4.02.2013 15:25
Quelle: schweizerbauer.ch - sda
Zürich
Mutmasslicher Brandstifter von Elgg kommt vor Gericht
Vor dem Bezirksgericht Winterthur muss sich am Mittwoch ein 26-jähriger Mann verantworten, der in der Region Elgg während eines ganzen Jahres für grosse Verunsicherung gesorgt hatte. Das Mitglied der freiwilligen Feuerwehr soll über 30 Brände gelegt haben.

Begonnen hatte die Brandserie an einem Samstagnachmittag im November 2010. In einem Waldstück bei Elgg brannte - ganz unspektakulär - ein Holzhaufen. Wenige Wochen später fing eine Holzscheune Feuer, danach ein Lager für Holzschnitzel.

Teilweise geständig

Ab Februar 2011 brannten in kurzen Abständen ein Jagdhaus, eine Reithalle, ein Stall, ein Vereinslokal und eine Tankstelle. Dazwischen musste die Feuerwehr immer wieder zu kleineren Vorfällen  ausrücken, etwa brennenden Strohhaufen und Holzpaletten.

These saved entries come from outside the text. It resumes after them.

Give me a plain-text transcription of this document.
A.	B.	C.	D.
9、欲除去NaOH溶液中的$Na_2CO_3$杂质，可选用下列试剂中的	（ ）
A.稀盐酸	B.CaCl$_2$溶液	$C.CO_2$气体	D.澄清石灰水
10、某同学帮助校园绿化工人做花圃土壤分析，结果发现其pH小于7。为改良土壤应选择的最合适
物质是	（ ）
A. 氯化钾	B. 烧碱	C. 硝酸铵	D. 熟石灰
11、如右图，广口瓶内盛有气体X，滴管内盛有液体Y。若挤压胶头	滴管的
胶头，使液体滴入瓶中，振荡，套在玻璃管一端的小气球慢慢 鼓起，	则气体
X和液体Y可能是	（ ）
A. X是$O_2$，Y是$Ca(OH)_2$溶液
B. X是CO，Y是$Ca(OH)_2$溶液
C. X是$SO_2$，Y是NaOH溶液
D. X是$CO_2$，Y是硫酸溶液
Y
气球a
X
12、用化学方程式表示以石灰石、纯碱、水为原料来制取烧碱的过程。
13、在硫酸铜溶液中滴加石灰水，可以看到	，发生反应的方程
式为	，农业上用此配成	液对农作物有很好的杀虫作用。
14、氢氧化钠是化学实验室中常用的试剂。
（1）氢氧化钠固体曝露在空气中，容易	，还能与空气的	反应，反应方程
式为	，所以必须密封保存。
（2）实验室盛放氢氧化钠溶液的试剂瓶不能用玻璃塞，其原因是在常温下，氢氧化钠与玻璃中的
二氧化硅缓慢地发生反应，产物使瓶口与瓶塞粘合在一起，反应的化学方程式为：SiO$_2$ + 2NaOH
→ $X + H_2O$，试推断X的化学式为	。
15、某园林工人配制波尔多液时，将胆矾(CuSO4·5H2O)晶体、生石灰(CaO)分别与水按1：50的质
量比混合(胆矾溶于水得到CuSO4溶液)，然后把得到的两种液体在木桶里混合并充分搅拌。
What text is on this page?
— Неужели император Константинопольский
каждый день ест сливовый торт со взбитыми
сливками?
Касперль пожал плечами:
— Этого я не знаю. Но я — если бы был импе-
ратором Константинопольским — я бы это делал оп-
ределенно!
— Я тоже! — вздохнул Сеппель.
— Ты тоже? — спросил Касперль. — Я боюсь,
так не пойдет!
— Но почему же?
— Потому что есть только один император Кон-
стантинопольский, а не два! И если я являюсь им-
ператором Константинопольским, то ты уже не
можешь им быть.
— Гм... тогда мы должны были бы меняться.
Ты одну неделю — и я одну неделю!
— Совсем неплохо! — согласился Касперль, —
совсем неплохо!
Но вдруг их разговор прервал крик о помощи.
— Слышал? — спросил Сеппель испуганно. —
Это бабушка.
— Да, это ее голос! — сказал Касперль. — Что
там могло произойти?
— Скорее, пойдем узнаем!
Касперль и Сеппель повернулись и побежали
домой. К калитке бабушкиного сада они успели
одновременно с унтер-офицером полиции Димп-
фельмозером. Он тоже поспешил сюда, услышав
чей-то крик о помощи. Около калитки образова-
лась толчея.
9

Die Anklageschrift, die am Montag veröffentlicht wurde, listet 34 Brände auf, die dem Beschuldigten zur Last gelegt werden. Einen Teil davon gab er während der Ermittlungen zu, bei einigen stritt er die Schuld jedoch ab.

Sachschaden über eine halbe Million Franken

Der Sachschaden, der durch die Brandserie entstand, beträgt weit über eine halbe Million Franken. Ernsthaft verletzt wurde durch die Feuer niemand. Einzig beim letzten Brand im Januar 2012 musste ein Mann mit Verdacht auf Rauchvergiftung ins Spital gebracht werden.

Die Verunsicherung in der Bevölkerung war dennoch gross. Der Täter zündete zwar keine bewohnten Häuser an, setzte aber beispielsweise einen Stall in Brand, der an ein Wohnhaus angebaut war. Menschen hätten also durchaus zu Schaden kommen können.

Um den Täter zu finden, verstärkte die Polizei ihre Patrouillen und setzte einen Profiler ein. Sie setzte zudem eine Belohnung von bis zu 10'000 Franken aus.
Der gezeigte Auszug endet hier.